Saturday nights I’d help Grandma set up for the poker party. We’d take the tablecloth off the enormous round table, make appetizers and set out the highball glasses. For staid Coronado they certainly were a motley crew. Mr. S. had a big face and smoked cigars. Skinny Mrs. C. had a high, squeaky voice and her nose twitched when she laughed. I don’t really remember the rest of them. Grandma let me sit next to her and stack the chips. I always liked it when her pile got heftier than everyone else’s and she liked it, too. I could tell by the way she’d smile, wiggle those eyebrows at me and pull her winnings across the table with her arms.
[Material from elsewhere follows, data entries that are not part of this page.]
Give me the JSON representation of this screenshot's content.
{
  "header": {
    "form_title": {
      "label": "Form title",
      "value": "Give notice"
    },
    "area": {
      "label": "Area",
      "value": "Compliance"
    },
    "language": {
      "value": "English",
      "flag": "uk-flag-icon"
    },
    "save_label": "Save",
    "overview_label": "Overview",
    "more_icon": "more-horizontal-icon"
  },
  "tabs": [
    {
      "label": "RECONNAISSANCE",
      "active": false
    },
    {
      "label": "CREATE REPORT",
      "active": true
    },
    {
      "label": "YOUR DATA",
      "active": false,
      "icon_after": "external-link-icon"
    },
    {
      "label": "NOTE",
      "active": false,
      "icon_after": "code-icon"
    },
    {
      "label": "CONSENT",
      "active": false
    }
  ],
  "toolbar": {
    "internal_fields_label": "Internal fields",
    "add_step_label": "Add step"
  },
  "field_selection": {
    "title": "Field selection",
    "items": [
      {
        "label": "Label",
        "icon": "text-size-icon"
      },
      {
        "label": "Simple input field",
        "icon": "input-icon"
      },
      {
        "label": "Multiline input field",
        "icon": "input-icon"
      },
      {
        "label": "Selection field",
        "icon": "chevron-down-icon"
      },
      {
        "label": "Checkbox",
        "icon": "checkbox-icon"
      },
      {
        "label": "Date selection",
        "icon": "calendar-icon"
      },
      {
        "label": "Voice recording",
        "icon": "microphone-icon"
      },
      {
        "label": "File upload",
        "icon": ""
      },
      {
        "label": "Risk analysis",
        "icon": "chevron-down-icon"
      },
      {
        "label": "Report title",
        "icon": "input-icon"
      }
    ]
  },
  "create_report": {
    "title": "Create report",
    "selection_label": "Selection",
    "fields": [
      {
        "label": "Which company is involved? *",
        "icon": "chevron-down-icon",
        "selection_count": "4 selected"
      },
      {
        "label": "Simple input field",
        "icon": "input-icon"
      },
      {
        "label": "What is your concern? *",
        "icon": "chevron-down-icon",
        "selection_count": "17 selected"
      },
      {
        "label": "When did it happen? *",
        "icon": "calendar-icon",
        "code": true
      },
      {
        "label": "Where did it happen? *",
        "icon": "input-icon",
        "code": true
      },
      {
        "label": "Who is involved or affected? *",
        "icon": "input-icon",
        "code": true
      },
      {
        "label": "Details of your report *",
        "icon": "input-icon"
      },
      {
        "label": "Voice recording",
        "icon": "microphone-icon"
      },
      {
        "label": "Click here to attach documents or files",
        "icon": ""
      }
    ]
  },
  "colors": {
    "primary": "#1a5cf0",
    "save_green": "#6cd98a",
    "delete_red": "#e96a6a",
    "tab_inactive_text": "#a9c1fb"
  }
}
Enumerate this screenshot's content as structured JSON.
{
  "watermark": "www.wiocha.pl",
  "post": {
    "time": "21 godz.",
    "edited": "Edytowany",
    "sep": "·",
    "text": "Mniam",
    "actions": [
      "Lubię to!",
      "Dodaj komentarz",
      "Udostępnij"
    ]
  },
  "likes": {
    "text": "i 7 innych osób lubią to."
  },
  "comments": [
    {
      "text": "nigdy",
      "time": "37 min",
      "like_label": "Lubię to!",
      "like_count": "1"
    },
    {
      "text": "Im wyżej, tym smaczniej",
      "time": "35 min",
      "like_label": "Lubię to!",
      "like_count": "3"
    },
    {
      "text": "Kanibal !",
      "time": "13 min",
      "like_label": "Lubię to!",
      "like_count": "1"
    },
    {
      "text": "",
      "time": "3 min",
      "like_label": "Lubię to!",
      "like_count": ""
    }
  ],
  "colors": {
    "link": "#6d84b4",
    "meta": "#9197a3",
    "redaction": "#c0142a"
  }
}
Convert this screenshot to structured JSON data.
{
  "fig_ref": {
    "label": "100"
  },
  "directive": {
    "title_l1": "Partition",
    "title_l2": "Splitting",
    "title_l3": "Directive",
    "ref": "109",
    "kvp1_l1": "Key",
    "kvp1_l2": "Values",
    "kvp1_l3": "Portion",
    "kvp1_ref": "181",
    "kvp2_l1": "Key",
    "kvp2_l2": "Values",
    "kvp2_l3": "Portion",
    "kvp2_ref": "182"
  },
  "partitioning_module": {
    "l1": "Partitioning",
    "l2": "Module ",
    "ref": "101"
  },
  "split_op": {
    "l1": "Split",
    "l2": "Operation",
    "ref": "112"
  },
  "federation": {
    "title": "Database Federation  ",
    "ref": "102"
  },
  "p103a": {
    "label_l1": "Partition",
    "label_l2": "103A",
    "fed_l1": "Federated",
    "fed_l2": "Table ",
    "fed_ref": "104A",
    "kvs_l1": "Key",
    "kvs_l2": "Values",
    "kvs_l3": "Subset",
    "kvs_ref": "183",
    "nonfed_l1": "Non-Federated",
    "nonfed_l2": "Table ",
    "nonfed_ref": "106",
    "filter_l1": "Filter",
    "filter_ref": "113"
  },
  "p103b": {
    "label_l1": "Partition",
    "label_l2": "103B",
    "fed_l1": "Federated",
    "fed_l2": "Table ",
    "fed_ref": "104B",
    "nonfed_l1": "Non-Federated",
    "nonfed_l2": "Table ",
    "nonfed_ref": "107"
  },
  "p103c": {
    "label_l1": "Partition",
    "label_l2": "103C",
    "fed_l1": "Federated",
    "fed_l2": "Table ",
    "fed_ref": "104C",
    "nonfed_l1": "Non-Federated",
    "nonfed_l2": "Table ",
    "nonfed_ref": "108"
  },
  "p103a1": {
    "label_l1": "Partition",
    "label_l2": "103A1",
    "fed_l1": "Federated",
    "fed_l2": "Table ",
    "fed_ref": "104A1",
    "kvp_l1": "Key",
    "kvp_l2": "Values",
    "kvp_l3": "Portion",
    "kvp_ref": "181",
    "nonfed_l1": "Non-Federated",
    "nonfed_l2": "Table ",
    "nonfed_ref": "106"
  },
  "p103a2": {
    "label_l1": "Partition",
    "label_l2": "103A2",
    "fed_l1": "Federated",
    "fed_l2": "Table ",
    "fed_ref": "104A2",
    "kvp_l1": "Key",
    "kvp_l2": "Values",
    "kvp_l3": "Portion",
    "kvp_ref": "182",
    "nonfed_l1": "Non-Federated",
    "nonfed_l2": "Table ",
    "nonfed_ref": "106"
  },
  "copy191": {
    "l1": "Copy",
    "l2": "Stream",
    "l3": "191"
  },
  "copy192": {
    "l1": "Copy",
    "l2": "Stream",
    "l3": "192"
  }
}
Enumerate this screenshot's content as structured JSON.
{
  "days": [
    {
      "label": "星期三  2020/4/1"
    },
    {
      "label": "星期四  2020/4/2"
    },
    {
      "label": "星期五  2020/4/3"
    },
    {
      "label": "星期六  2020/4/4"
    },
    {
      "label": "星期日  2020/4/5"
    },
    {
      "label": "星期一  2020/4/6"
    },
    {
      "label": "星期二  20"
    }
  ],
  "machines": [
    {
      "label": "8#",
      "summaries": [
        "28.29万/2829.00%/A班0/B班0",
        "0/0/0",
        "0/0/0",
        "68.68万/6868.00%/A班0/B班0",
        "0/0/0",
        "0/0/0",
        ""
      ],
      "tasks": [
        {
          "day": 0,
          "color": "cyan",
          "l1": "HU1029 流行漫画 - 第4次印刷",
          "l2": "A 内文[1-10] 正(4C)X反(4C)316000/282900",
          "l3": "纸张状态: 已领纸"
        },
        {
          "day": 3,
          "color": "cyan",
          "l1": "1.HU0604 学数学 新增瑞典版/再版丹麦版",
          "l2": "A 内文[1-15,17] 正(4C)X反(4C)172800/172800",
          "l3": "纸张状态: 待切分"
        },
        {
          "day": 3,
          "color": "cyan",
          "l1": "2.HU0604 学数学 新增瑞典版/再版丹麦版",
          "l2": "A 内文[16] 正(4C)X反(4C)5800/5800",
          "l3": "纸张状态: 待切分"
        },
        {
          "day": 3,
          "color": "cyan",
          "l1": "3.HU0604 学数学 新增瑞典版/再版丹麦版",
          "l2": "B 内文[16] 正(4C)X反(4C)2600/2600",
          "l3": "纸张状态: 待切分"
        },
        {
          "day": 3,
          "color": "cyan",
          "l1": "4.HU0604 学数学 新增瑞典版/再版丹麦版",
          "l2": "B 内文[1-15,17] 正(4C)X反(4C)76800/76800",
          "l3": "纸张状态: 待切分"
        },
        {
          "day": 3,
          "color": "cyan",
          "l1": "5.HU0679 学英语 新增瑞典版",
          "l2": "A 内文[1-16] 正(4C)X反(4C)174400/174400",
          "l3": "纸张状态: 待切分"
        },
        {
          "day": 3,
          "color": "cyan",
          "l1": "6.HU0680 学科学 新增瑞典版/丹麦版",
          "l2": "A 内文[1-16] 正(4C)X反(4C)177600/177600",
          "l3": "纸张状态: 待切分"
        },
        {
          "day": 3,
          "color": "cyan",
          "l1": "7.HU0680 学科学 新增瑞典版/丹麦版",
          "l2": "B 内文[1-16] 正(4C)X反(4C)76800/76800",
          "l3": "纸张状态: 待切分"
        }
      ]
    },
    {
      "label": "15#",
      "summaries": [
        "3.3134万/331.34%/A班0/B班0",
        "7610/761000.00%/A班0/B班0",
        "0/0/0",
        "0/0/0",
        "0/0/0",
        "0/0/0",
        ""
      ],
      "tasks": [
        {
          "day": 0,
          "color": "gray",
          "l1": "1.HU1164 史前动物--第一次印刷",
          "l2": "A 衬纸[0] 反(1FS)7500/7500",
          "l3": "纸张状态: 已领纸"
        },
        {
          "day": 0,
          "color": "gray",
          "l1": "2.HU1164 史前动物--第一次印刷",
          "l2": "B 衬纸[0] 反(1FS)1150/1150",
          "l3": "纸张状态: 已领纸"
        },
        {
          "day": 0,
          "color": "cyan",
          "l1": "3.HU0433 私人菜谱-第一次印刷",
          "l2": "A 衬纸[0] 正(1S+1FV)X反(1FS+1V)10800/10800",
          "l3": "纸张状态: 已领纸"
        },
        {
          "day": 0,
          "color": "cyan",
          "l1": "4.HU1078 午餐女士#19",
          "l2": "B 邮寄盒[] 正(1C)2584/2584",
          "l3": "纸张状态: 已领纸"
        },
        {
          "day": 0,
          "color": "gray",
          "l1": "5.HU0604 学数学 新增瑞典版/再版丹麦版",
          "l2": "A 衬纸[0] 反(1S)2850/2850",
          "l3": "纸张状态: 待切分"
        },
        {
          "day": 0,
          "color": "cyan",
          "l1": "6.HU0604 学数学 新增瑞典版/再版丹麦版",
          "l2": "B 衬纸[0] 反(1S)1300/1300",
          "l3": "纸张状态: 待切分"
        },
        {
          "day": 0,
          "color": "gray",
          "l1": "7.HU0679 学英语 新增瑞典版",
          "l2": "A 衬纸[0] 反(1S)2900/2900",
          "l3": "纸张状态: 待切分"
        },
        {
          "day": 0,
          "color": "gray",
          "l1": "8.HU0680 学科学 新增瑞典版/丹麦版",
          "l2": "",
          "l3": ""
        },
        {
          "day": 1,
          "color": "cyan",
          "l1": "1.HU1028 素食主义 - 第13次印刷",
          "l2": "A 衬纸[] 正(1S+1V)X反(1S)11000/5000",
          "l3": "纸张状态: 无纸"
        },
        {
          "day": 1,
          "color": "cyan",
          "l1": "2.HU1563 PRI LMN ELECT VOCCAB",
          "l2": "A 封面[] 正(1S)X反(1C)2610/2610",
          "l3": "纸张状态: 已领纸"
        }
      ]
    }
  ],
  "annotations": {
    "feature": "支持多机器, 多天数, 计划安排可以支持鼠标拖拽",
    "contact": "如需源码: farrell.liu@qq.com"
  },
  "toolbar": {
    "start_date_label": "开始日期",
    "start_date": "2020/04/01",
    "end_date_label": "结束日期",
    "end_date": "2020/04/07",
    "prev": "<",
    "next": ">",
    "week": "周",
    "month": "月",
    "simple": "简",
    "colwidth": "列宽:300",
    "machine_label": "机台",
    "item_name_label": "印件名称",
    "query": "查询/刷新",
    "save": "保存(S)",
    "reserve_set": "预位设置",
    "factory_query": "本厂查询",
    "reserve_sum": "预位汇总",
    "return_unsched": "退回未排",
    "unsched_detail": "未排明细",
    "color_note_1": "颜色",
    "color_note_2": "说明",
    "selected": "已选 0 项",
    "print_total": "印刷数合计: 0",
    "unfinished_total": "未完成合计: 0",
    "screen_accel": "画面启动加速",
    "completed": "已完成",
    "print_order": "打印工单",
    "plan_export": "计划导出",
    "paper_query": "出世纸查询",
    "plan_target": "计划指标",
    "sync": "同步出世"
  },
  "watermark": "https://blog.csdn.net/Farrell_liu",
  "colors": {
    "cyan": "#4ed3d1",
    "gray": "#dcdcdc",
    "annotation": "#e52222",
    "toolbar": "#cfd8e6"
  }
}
Sunday’s we’d collect sand dollars the size of saucers on the long stretch of beach and eat breakfast at the Hotel Del. Then we’d go back to her house and lounge. If I wanted she let me play with the mahjong tiles she’d brought back from her trip to the Orient. I liked the smooth ivory surfaces and the clicking sounds they made. It was always sad when Dad picked me up to go home.
I remember that last Fourth of July. The last time she gave me a squeeze. The peppers, alyssum and lobelia in their pots: red, white and blue. She hugged me good-bye like always, but this time she held on a minute longer than usual as she said, “I love you, Jilliebeaner.”
We don’t know if it was because of her diabetes or her heart just gave out, but a few days later, right before the moving van came to move her into a rest home, Dot found Grandma on the carpet in the hallway—dead. I remember my aunt and Mother trying to be civil with each other as they divvied up and sold off Grandma’s things at the yard sale. I can still feel the sound of those coins dropping into that candy dish instead of M&Ms.
At her graveside during the burial, a wind blew through my sorrow and she told me I’d be okay and not to worry because I was loved and she’d always be with me. Now, years later, I look in the mirror and see her face again: curly hair, beauty mark on my cheek, wry smile. And I’m reminded to live life more fully.